Au rythme où vont les choses, le gouvernement du Québec tombera en déficit non pas l'an prochain, mais dès le présent exercice, qui se termine le 31 mars. Pire: les surplus accumulés ces dernières années seront à peine suffisants pour boucher le trou qui se creuse.

C'est ce qu'on peut tirer comme conclusion du plus récent Rapport mensuel des opérations financières du ministère des Finances, publié vendredi. Pour le seul mois de novembre, le gouvernement a essuyé un déficit de 411 millions de dollars, principalement en raison d'une baisse importante des revenus tirés de la TVQ et de l'impôt des sociétés.

 

Au cours des huit premiers mois de l'exercice, le déficit atteint 1,4 milliard de dollars. Si les finances continuent de s'enfoncer au rythme des derniers mois, le déficit de l'année oscillera entre 2 et 3 milliards de dollars, selon des extrapolations de La Presse Affaires.

Pour arriver à de telles conclusions, nous avons dressé trois scénarios pour le déficit. Le premier suppose que les quatre derniers mois de l'exercice seront le reflet des huit premiers, ce qui donne un déficit de 2 milliards. Le deuxième fait l'hypothèse que les quatre derniers mois seront plutôt semblables aux trois plus récents, pour un déficit de 2,5 milliards. Enfin, le dernier scénario suppose que les prochains mois auront un déficit moyen comparable à celui de novembre, pour un déficit annuel de 3 milliards.

Dans son Énoncé économique du 14 janvier, la ministre des Finances, Monique Jérôme-Forget, prévoyait être en mesure d'atteindre l'équilibre budgétaire en utilisant «une partie de la réserve budgétaire accumulé au 31 mars 2008». Or, cette réserve, de 2,3 milliards, pourrait maintenant être à peine suffisante pour combler le trou qui se creuse.

Dans le budget de mars 2008 et dans l'énoncé préélectoral de novembre 2008, la ministre prévoyait n'utiliser que la moitié des 2,3 milliards de surplus accumulés pour atteindre l'équilibre budgétaire cette année. Le reste devait être utilisé l'an prochain (exercice 2009-2010).

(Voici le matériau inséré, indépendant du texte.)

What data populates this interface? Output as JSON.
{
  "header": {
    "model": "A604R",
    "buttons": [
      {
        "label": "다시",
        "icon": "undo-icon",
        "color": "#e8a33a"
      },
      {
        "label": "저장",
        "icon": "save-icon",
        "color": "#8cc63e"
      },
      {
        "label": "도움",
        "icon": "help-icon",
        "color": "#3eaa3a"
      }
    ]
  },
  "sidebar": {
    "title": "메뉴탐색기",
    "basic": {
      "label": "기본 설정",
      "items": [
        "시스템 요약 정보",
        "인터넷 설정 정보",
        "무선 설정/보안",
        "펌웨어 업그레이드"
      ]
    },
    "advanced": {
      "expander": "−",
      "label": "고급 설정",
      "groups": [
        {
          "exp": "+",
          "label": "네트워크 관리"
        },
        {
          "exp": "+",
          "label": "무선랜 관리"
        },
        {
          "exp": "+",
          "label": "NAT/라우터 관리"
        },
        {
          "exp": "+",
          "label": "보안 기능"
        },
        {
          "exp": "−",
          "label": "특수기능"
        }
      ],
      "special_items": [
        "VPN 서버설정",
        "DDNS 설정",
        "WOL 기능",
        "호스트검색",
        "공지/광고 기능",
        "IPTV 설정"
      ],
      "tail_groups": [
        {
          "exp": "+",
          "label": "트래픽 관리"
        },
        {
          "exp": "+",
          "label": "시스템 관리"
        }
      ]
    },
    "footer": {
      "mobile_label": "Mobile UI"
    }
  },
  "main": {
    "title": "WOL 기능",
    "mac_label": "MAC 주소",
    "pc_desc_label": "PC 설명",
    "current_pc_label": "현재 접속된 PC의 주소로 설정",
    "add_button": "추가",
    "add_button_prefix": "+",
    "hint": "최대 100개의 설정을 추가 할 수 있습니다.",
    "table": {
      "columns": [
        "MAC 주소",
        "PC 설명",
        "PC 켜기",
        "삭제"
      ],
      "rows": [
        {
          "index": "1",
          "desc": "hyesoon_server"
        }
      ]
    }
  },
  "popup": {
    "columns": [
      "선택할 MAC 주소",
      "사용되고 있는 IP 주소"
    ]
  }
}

Joint au téléphone, le sous-ministre adjoint à la politique budgétaire, Luc Monty, n'a pas voulu faire d'extrapolations. Néanmoins, admet-il, «les effets du ralentissement économique se font sentir».

En particulier, les revenus tirés de l'impôt des sociétés ont fondu. Depuis le début de l'exercice, le gouvernement du Québec n'a récolté que 2,1 milliards de dollars à ce chapitre, une baisse de 19% par rapport à la période correspondante de 2007. Dans l'énoncé économique de novembre, le gouvernement avait prévu un recul de 4,7% de l'impôt des sociétés pour les 12 mois de l'exercice.

Autre recul notable: les revenus tirés de la TVQ. En novembre, juste avant les Fêtes, Québec a enregistré une baisse de 14,7% de ses revenus de TVQ par rapport à novembre 2007, à 1 milliard de dollars. Pour les huit premiers mois de l'année, les revenus de TVQ sont en hausse de 1%.

Les recettes tirées des sociétés d'État (Hydro, SAQ, etc.) ont également fondu en novembre, de 44,2%. Le gouvernement n'a donc pu engranger que 298 millions. À cet égard, Luc Monty souligne toutefois que «les résultats sont généralement meilleurs en fin d'exercice».

L'économiste en chef adjoint du Mouvement Desjardins, Yves St-Maurice, estime qu'il est fort possible que les finances du Québec se dégradent au cours des prochains mois. Il ne s'avance toutefois pas à faire de projections. «Les données mensuelles sont très volatiles; il est très difficile d'en tirer des conclusions», dit M. St-Maurice.

Hydro-Québec à surveiller

De fait, les seuls résultats d'Hydro-Québec pour le premier trimestre de 2009 -les mois payants de l'année- peuvent changer le portrait. En 2007 et 2008, par exemple, Hydro avait enregistré des profits records excédant 1,4 milliard entre janvier et mars, soit environ la moitié des profits annuels.

Au cours des dernières semaines, le premier ministre Jean Charest et la ministre des Finances, Monique Jérôme-Forget, n'ont pas exclu la possibilité de faire un déficit, du moins pour 2009-2010.

Le Québec n'est pas le seul dans cette situation. Lundi, le premier ministre de l'Ontario, Dalton McGuinty, a averti que sa province accumulerait les déficits au cours des prochaines années, en raison de la récession. Certains prévoient même que l'Ontario enregistrerait un déficit de 5 milliards dès cette année, selon La Presse Ccanadienne.

La Colombie-Britannique enregistrera également des déficits au cours des deux prochaines années, a indiqué le premier ministre, Gordon Campbell.